I cannot call myself a professional, but I am slightly familiar with text mining. However, I used it in relation to linguistics (specifically comparing translations of Russian and English texts), not history. My previous experience showed that text mining could become a really interesting tool for research, and I was really curious to see if it could be useful to my group in any way and could tell us any new facts about Clemens’ life.
Google Ngram Viewer is one of the text mining tools we are going to use in our project. It is based on Google Books, and it displays a graph showing how often and when certain words or phrases appeared in Google Books. Also, if more than one word or phrase is entered, Ngram Viewer shows color coded lines to contrast different terms and present the trends of usage of these terms. I have never used Ngram Viewer before, so I was pretty curious to see how the relationships between certain topics related to Clemens would be portrayed.

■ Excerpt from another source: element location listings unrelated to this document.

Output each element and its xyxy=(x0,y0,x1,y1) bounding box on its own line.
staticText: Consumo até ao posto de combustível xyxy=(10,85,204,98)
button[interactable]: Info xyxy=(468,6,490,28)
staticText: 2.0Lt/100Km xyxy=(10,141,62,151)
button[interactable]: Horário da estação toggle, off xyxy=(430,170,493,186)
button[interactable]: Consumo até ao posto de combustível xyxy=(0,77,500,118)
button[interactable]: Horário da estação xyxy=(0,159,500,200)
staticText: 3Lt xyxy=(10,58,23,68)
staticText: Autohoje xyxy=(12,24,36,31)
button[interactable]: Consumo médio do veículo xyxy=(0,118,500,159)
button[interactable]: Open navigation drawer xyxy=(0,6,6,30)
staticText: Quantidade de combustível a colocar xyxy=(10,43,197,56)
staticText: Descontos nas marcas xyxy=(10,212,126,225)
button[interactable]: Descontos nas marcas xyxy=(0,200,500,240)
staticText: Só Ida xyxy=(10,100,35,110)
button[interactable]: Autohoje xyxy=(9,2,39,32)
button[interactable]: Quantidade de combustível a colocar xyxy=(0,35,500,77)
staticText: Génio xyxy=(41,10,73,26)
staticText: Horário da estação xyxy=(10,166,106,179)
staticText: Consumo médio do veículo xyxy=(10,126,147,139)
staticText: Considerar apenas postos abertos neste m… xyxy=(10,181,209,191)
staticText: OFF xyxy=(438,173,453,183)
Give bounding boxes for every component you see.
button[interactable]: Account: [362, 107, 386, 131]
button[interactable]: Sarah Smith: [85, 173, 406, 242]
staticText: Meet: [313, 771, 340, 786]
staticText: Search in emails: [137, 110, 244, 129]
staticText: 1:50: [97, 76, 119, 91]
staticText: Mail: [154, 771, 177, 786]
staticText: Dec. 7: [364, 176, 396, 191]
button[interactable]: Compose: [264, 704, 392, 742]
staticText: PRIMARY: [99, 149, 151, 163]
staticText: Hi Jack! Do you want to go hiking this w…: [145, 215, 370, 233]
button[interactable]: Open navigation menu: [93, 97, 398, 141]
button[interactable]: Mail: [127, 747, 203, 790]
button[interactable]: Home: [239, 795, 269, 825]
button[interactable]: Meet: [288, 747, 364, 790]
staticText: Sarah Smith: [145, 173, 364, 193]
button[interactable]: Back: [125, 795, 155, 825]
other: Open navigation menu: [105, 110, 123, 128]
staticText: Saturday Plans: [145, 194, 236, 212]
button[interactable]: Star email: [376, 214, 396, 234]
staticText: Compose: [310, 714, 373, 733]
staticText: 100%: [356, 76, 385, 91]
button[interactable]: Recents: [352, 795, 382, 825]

Clemens Tretbar was wounded in the battle of Winchester in 1864, and I wanted to see what kind of diagram I will get if I put words like wound, wounded, hospital, battle, casualties into Ngram. As it can be seen from the image below, I was interested in specific time frame (from 1800 to 2000) and searched American English corpus. The diagram shows a clear spike in the usage of the words battle, wounded and hospital in 1862-1864, which was the exact time of the Civil War in the United States. These trends did not surprise me, but rather reassured me that Civil War was a very brutal and bloody page in American history, and thousands of people were wounded and spent numerous weeks at field hospitals during these harsh times.
Clearly, text mining tools can be very useful for researches: they can work with large chunks of text, count the words and categorize them based on certain features, cluster some of the features that tend to be associated together and show trends in their usage, and even trace words and phrases overtime and show how often they were used throughout different periods of time. Unfortunately, text mining tools have many drawbacks as well. In my opinion, the most important disadvantage is that computers cannot actually READ the text they are working with. Text is completely meaningless to them; computer sees no context behind words and is unable to tell us was the text is about. Also, as Ted Underwood states in his article “Where to start with text mining,” these tools often work closely with OCR software that is not always reliable and accurate. Lastly, some text mining tools (Voyant is one of them) are not well adapted for managing large pieces of text and do not allow many modifications. If you try to work using either of those things, you need to be able to program which is not the skill a lot of people possess.